Contrairement à une critique qui peut être constructive ou neutre, le dénigrement implique un propos péjoratif et intentionnel. Dans le cas de Logicobois, les termes utilisés dans le reportage, tels que « malfaçons » et « entrepreneurs peu scrupuleux », ont été considérés comme dénigrants, car ils visaient à nuire à l’image de la société dans un contexte concurrentiel.

Pourquoi le dénigrement n’a-t-il pas été retenu dans le cas de Logicobois ?

Le dénigrement n’a pas été retenu dans le cas de Logicobois pour plusieurs raisons. Tout d’abord, la Cour de cassation a précisé que le dénigrement doit s’inscrire dans un cadre de concurrence déloyale, ce qui n’était pas le cas ici, car France Télévisions et Logicobois opèrent dans des secteurs économiques très différents.

De plus, les propos et faits reprochés dans le reportage ne visaient pas spécifiquement les produits ou services de Logicobois. Il n’y avait pas de témoignages ou de reportages qui se concentraient sur les réalisations de la société.
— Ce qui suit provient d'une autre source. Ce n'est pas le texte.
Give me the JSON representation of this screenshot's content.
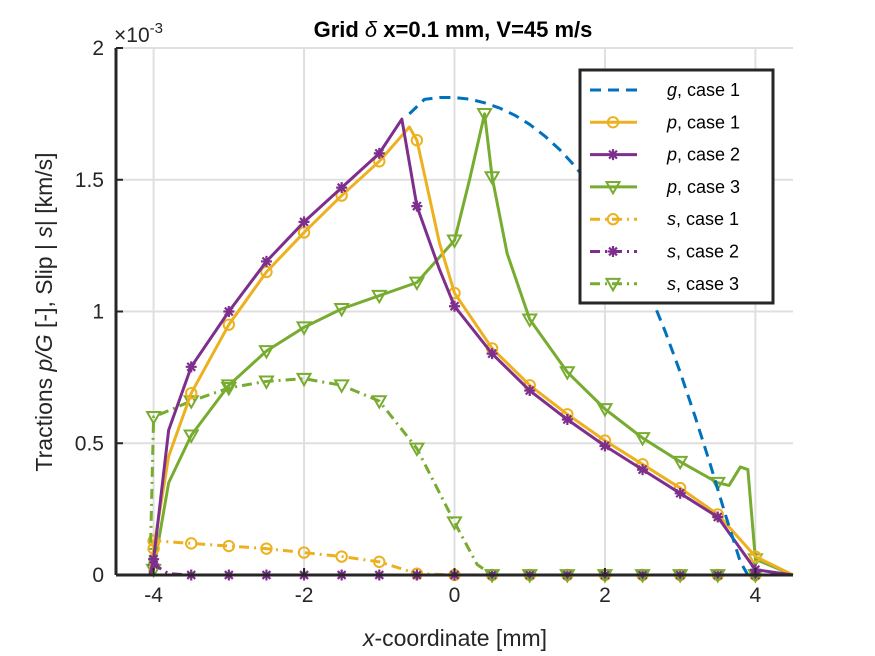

Ainsi, il a été établi qu’il n’y avait pas d’intention malveillante de la part de France Télévisions pour nuire à Logicobois ou pour obtenir un avantage concurrentiel.

Comment France Télévisions a-t-elle exercé son droit à l’information ?

France Télévisions a exercé son droit et sa liberté d’information en abordant un sujet d’intérêt public, à savoir la protection des consommateurs face à des pratiques potentiellement trompeuses dans le secteur de l’extension de maison.

La loi de 1881 sur la presse protège la liberté d’expression et offre des moyens de défense en cas de conflit. Dans ce contexte, les propos tenus dans le reportage, bien que potentiellement nuisibles à l’image de Logicobois, étaient justifiés par l’intérêt public de mettre en lumière des pratiques douteuses dans le secteur.

Quelles sont les implications de la prescription en matière de diffamation pour Logicobois ?

Les implications de la prescription en matière de diffamation pour Logicobois sont significatives. En raison d’une assignation tardive par rapport aux faits litigieux, la société a compromis sa capacité à engager une procédure en diffamation publique. Selon la loi, une telle action doit être introduite dans un délai de trois mois suivant la diffusion de l’émission.

En conséquence, la juridiction a requalifié les faits et les propos de Logicobois, initialement fondés sur le dénigrement, en diffamation. Cela a conduit à l’application de la loi de 1881 sur la presse, et le Tribunal de commerce s’est déclaré incompétent pour traiter l’affaire, ce qui a limité les recours juridiques de Logicobois.